François Zumbiehl
Le discours de la corrida
Collection : Faenas
320 pages
15,01 €
978-2-86432-529-1
mars 2008
Depuis plus de trente ans, François Zumbiehl fréquente les toreros, les éleveurs et les aficionados. Trente ans de conversations minutieuses, d’écoute généreuse de plusieurs générations de spécialistes de toutes les écoles, de toutes les régions d’Espagne.
Au long de ces rencontres, il a noté avec soin les inventions et les détours de leurs discours, pour comprendre et dire ce qui ne se raconte pas : la bravoure, le temple, le duende, l’engagement inouï d’un enfant qui voue sa vie au toro sauvage.
« La parole offre à l’étude une matière plus riche et consistante que le déroulement de l’action », dit-il.
À travers l’étude des mots des acteurs et des passionnés, de cette langue originale et inventive, François Zumbiehl s’approche au plus près dans ce livre de la vérité des grands mystères de la tauromachie.
Le discours n’est donc qu’une interprétation – une belle infidèle en quelque sorte – de la réalité taurine, mais celle-ci, sans le discours, est réduite à un mince filet d’actions et d’émotions condamnées à s’effacer dans un temps très bref.

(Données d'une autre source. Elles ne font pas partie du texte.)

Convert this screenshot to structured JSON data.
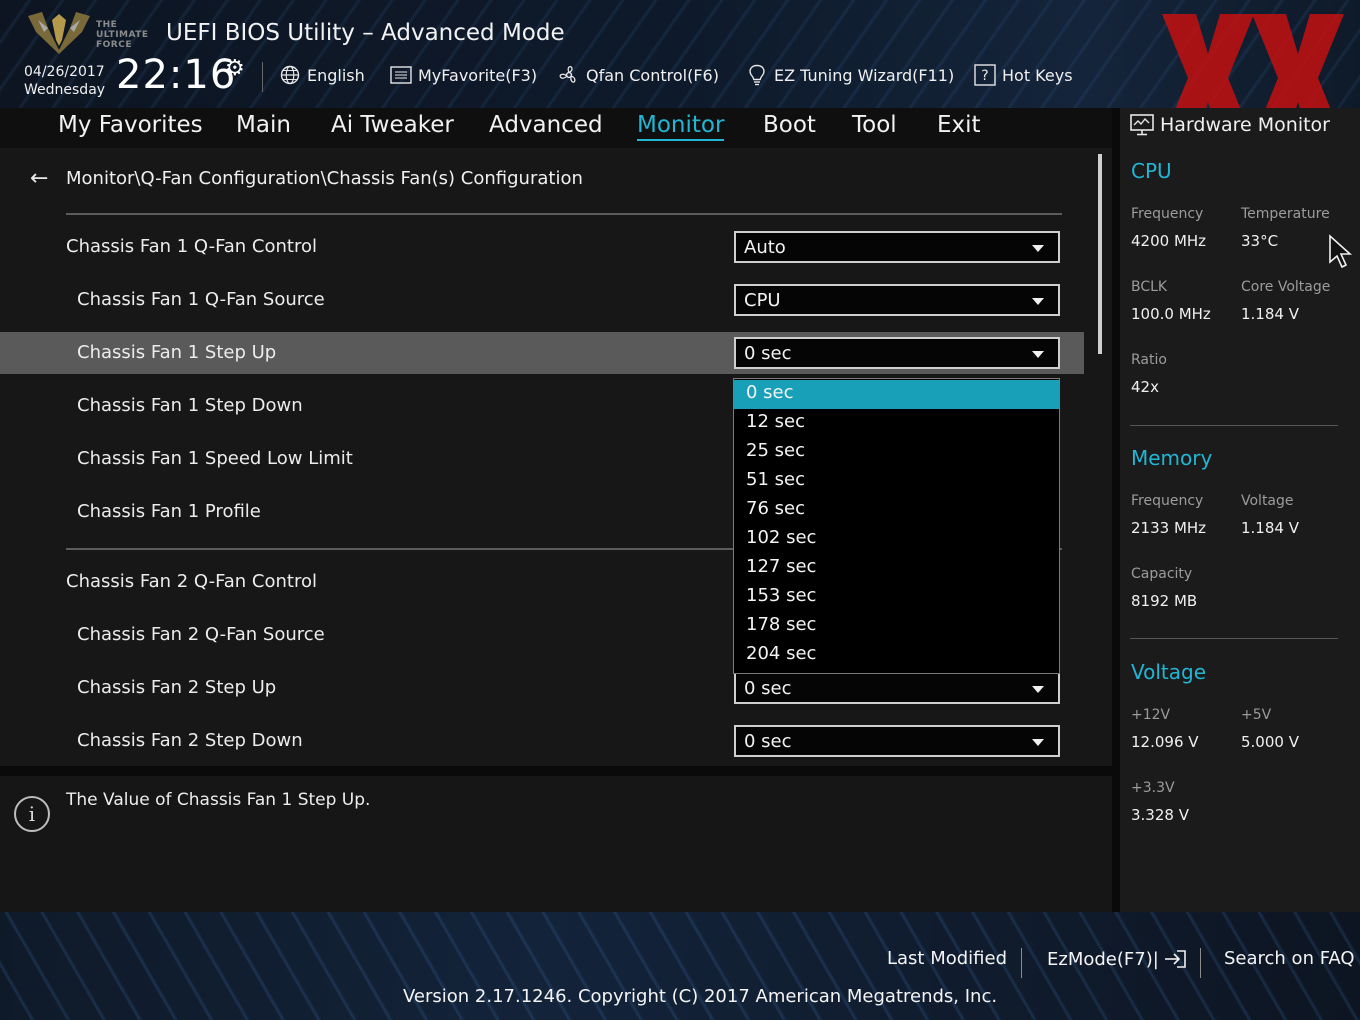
{
  "header": {
    "app_title": "UEFI BIOS Utility – Advanced Mode",
    "logo_text": [
      "THE",
      "ULTIMATE",
      "FORCE"
    ],
    "date": "04/26/2017",
    "weekday": "Wednesday",
    "time": "22:16",
    "tools": [
      {
        "label": "English",
        "icon": "globe-icon"
      },
      {
        "label": "MyFavorite(F3)",
        "icon": "favorite-list-icon"
      },
      {
        "label": "Qfan Control(F6)",
        "icon": "fan-icon"
      },
      {
        "label": "EZ Tuning Wizard(F11)",
        "icon": "lightbulb-icon"
      },
      {
        "label": "Hot Keys",
        "icon": "help-key-icon"
      }
    ],
    "accent_color": "#22b5d4"
  },
  "nav": {
    "tabs": [
      "My Favorites",
      "Main",
      "Ai Tweaker",
      "Advanced",
      "Monitor",
      "Boot",
      "Tool",
      "Exit"
    ],
    "active": "Monitor"
  },
  "main": {
    "breadcrumb": "Monitor\\Q-Fan Configuration\\Chassis Fan(s) Configuration",
    "rows": [
      {
        "label": "Chassis Fan 1 Q-Fan Control",
        "value": "Auto"
      },
      {
        "label": "Chassis Fan 1 Q-Fan Source",
        "value": "CPU"
      },
      {
        "label": "Chassis Fan 1 Step Up",
        "value": "0 sec"
      },
      {
        "label": "Chassis Fan 1 Step Down",
        "value": ""
      },
      {
        "label": "Chassis Fan 1 Speed Low Limit",
        "value": ""
      },
      {
        "label": "Chassis Fan 1 Profile",
        "value": ""
      },
      {
        "label": "Chassis Fan 2 Q-Fan Control",
        "value": ""
      },
      {
        "label": "Chassis Fan 2 Q-Fan Source",
        "value": ""
      },
      {
        "label": "Chassis Fan 2 Step Up",
        "value": "0 sec"
      },
      {
        "label": "Chassis Fan 2 Step Down",
        "value": "0 sec"
      }
    ],
    "open_dropdown_options": [
      "0 sec",
      "12 sec",
      "25 sec",
      "51 sec",
      "76 sec",
      "102 sec",
      "127 sec",
      "153 sec",
      "178 sec",
      "204 sec"
    ],
    "selected_option": "0 sec",
    "help_text": "The Value of Chassis Fan 1 Step Up."
  },
  "hw": {
    "title": "Hardware Monitor",
    "cpu": {
      "title": "CPU",
      "frequency_label": "Frequency",
      "frequency": "4200 MHz",
      "temperature_label": "Temperature",
      "temperature": "33°C",
      "bclk_label": "BCLK",
      "bclk": "100.0 MHz",
      "core_voltage_label": "Core Voltage",
      "core_voltage": "1.184 V",
      "ratio_label": "Ratio",
      "ratio": "42x"
    },
    "memory": {
      "title": "Memory",
      "frequency_label": "Frequency",
      "frequency": "2133 MHz",
      "voltage_label": "Voltage",
      "voltage": "1.184 V",
      "capacity_label": "Capacity",
      "capacity": "8192 MB"
    },
    "voltage": {
      "title": "Voltage",
      "v12_label": "+12V",
      "v12": "12.096 V",
      "v5_label": "+5V",
      "v5": "5.000 V",
      "v33_label": "+3.3V",
      "v33": "3.328 V"
    }
  },
  "footer": {
    "last_modified": "Last Modified",
    "ezmode": "EzMode(F7)|",
    "search_faq": "Search on FAQ",
    "version": "Version 2.17.1246. Copyright (C) 2017 American Megatrends, Inc."
  }
}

Tel est, en somme, le dilemme : à jamais inaccessible, le réel de la corrida se dérobe au discours, mais seul celui-ci assure la transmission de celui-là. Sous-jacent au déroulement en extérieur de la corrida – encore une fois éminemment ponctuel –, un monde taurin, plus intime et plus constant, ou consistant, déploie ses richesses pour qui sait l’écouter. Au-delà ou en deçà du spectacle, se construit une tauromachie idéale, transfigurée par la mémoire collective ou individuelle, par la théorie et par le souci de la norme. Les mots sont là pour parachever des figures fatalement imparfaites dans l’arène, pour faire apparaître des forces et des conjonctions obscures et agissantes que l’œil est incapable de déceler ; pour fixer, en leur donnant leur pleine résonance, des émotions aussi fulgurantes et volatiles que les événements du spectacle. Les paroles dites, entendues ou lues se cristallisent en des formules qui deviennent à leur tour autant de signes, plus élaborés, des souvenirs de figures taurines. Tel, en entendant vanter les mérites d’une naturelle tracée « comme l’exigent les canons du toreo », retrouvera un peu de son plaisir vécu dans l’arène à l’éclosion des meilleures passes de ce style qu’il lui a été donné de contempler. Inversement, son émotion durant le spectacle sera décuplée par la conviction de reconnaître dans une de ces figures l’incarnation fugace de cette Passe éternelle et impeccable, évoquée par les mots et les assertions.